No one likes to feel alone. Human beings are programmed to work in groups most of the time, and community is a big aspect of good health and happiness. In the past, this was perhaps more obvious, but even today, when we are disconnected in many ways, we are still connected to others, often thanks to technology.
Another self-care problem is this feeling of being alone. If you feel as though you’re the only one who wants or needs to do something, it can be hard to do it – the guilt we mentioned earlier will often set in, plus you might not know who to go to for advice. Again, you won’t want to feel weak.
It’s crucial to know you’re not actually alone when it comes to self-care. Everyone should do it, and you might be surprised to learn that a great number of your colleagues have some kind of self-care in place. This might be reading every day, listening to music or a podcast, taking a long soak in the bath, watching the sunset or sunrise, or anything else. Something that can help you understand this is to look for groups to join. If you’re a Christian nurse, there might be a prayer group for you to be a part of. If you love reading, perhaps there is a book club, or perhaps you could start one. Maybe aromatherapy is your favorite way to unwind; ask your colleagues if they have ever tried it. Knowing you’re not alone means the fear that you’re doing something that you shouldn’t be will disappear and you can truly enjoy your moments of self-care, no matter how brief they might be.

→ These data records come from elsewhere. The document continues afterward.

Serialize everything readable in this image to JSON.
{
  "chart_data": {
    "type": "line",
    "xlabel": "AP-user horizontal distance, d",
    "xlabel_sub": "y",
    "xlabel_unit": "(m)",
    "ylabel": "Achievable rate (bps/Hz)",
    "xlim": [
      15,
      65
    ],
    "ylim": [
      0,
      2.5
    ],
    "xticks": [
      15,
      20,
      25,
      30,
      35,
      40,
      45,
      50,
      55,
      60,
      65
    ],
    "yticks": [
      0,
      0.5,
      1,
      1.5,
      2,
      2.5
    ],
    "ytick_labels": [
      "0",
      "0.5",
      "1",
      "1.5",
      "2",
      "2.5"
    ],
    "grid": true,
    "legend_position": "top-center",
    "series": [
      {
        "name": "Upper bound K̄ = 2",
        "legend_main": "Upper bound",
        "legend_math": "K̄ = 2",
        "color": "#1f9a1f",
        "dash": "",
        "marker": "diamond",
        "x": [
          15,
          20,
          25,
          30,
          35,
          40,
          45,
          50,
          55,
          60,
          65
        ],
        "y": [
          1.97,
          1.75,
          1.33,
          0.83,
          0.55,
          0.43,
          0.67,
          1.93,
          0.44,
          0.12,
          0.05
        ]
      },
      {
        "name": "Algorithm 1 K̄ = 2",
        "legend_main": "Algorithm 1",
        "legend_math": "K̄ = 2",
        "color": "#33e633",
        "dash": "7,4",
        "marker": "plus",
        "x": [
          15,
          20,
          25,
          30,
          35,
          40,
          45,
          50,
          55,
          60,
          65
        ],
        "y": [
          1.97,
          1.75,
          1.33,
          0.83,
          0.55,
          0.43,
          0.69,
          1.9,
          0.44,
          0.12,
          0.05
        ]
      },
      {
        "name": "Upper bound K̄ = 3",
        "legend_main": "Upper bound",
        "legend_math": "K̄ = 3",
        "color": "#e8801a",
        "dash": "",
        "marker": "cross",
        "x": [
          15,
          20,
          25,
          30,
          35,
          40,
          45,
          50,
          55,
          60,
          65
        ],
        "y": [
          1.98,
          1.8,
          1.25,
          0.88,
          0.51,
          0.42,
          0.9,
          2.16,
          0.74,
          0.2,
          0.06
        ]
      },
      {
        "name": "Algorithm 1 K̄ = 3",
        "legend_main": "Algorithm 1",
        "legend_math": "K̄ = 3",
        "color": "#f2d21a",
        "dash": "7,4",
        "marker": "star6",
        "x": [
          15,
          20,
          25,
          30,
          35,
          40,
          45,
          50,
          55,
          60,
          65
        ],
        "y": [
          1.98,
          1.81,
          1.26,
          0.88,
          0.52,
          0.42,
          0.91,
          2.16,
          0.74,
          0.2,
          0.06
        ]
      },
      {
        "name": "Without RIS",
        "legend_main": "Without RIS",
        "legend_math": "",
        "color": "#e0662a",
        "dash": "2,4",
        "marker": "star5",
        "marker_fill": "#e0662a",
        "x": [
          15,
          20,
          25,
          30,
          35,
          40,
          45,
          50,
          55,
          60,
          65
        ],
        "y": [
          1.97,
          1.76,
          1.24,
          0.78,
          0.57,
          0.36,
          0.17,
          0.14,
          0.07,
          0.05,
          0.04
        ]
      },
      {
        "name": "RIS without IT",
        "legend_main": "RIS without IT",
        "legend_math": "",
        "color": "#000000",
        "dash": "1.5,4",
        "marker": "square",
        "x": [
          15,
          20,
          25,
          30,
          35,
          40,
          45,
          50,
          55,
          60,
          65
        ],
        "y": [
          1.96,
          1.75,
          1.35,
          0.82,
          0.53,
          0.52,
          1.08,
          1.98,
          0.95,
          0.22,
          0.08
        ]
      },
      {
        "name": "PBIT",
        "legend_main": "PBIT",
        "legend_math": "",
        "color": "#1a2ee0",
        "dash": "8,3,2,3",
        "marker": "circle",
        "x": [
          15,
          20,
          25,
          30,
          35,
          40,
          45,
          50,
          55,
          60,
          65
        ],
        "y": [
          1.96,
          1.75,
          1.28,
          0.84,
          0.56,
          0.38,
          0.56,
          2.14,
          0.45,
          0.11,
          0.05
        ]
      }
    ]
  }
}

Often it is the psychological effects of the idea of self-care that can be so problematic rather than the fact that a nurse might not have a lot of time to practice this kind of positive work for themselves. A lot of the time, it can feel as though taking the time for self-care is a sign of weakness; it’s something that people who are experiencing mental health problems have to do, or those who are getting older and are no longer as fit as they once were. It’s something that denotes an issue in life, either mentally or physically, and that’s not something many people want to admit.
The truth is very different. The truth is that without self-care, mental and physical health problems can occur, rather than the other way around. It can be hard to get into this kind of mindset for a lot of people, and it is certainly a barrier, but in this case, it should actually be an easier one for a nurse to get past. After all, don’t nurses encourage their patients to rest and take care of themselves to promote healing? Don’t they help to create exercise and diet plans to keep people healthy? If this is the case for your patients, why should it not be the same for you? The fact is, it is exactly the same, and if you would ask your patients to practice self-care to keep themselves healthy, it makes sense that you would do the same.